Le « Saint Graal » des Hackers
Ce que les experts appellent un « Authentication Bypass » (contournement d’authentification) touche les logiciels cPanel & WHM, utilisés par la quasi-totalité des hébergeurs mondiaux pour gérer les sites web, les emails et les bases de données.
Techniquement, le problème réside dans une injection de type CRLF (Carriage Return Line Feed) lors du processus de connexion. En insérant des caractères invisibles dans les en-têtes d’autorisation, un pirate peut forcer le système à écrire des données frauduleuses dans les fichiers de session sur le disque. Une fois la session rechargée, le serveur « croit » que l’attaquant est l’administrateur racine (root), lui ouvrant ainsi les portes du royaume.

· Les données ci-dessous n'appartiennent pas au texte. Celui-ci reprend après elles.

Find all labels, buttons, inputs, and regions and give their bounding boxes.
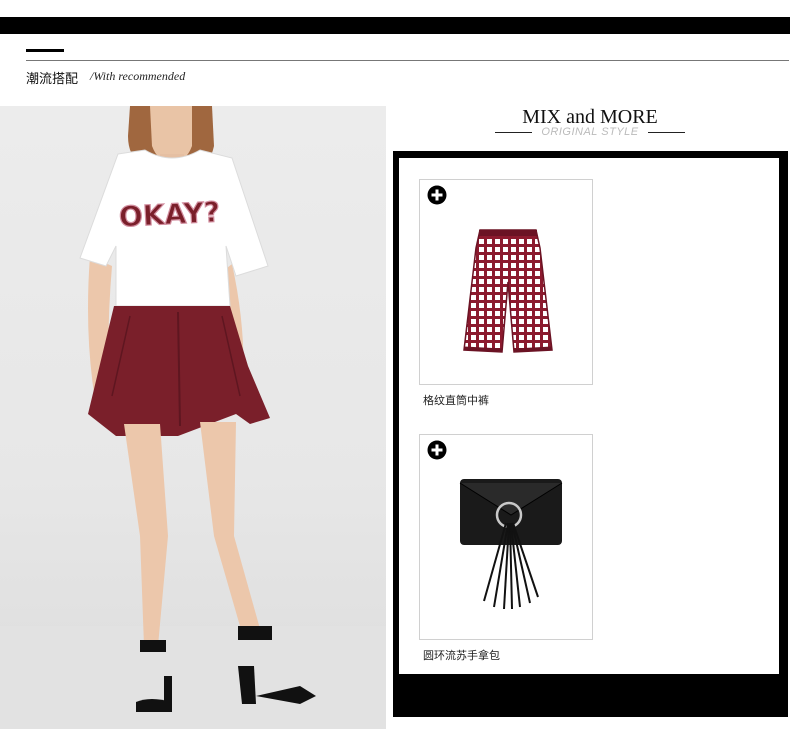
product-card-clutch[interactable] [419, 434, 593, 640]
plus-circle-icon[interactable] [427, 185, 447, 205]
plaid-shorts-image [463, 229, 553, 353]
product-name-clutch[interactable]: 圆环流苏手拿包 [423, 647, 500, 663]
section-subtitle: /With recommended [90, 69, 186, 83]
tassel-clutch-image [459, 479, 563, 610]
subtitle-right-rule [648, 132, 685, 133]
shirt-text: OKAY? [118, 195, 221, 233]
model-photo: OKAY? [0, 106, 386, 729]
section-title: 潮流搭配 [26, 71, 79, 86]
product-name-shorts[interactable]: 格纹直筒中裤 [423, 392, 489, 408]
mix-subtitle-row: ORIGINAL STYLE [495, 126, 685, 140]
top-black-bar [0, 17, 790, 34]
header-divider [26, 60, 789, 61]
header-accent-underline [26, 49, 64, 52]
plus-circle-icon[interactable] [427, 440, 447, 460]
model-illustration: OKAY? [0, 106, 386, 729]
product-card-shorts[interactable] [419, 179, 593, 385]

Une exploitation « Zero-Day » qui durait depuis des mois
L’aspect le plus inquiétant de cette affaire est sa chronologie. Alors que le correctif officiel n’a été publié que mardi dernier, plusieurs rapports de sociétés de cybersécurité, dont watchTowr et Rapid7, indiquent que la faille était exploitée activement « dans la nature » depuis au moins le 23 février 2026.

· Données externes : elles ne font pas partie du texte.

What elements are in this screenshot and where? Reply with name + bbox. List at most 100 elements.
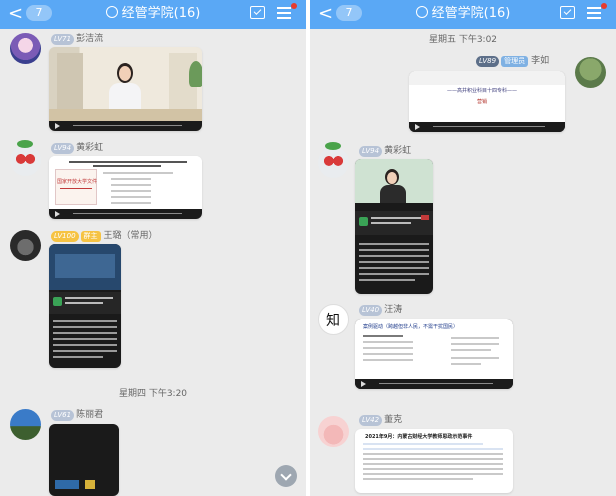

Pendant plus de deux mois, des serveurs ont pu être infiltrés en toute discrétion. Le CISA (l’agence américaine de cybersécurité) a d’ailleurs ajouté cette vulnérabilité à sa liste des menaces « connues et exploitées » dès le 30 avril.
Êtes-vous en sécurité ?
Si vous gérez votre propre serveur, l’action immédiate est impérative. Les versions corrigées sont les suivantes :
- 11.110.0.97
- 11.118.0.63
- 11.126.0.54
- 11.132.0.29
- 11.134.0.20
- 11.136.0.5
Il est également fortement conseillé de redémarrer le service cpsrvd après la mise à jour et de vérifier les fichiers de session à la recherche d’indicateurs de compromission (IOC), tels que des entrées user=root suspectes.
Pour les propriétaires de sites sur hébergement mutualisé, la mise à jour est généralement gérée par votre prestataire, mais une vérification auprès de leur support technique reste la meilleure des précautions.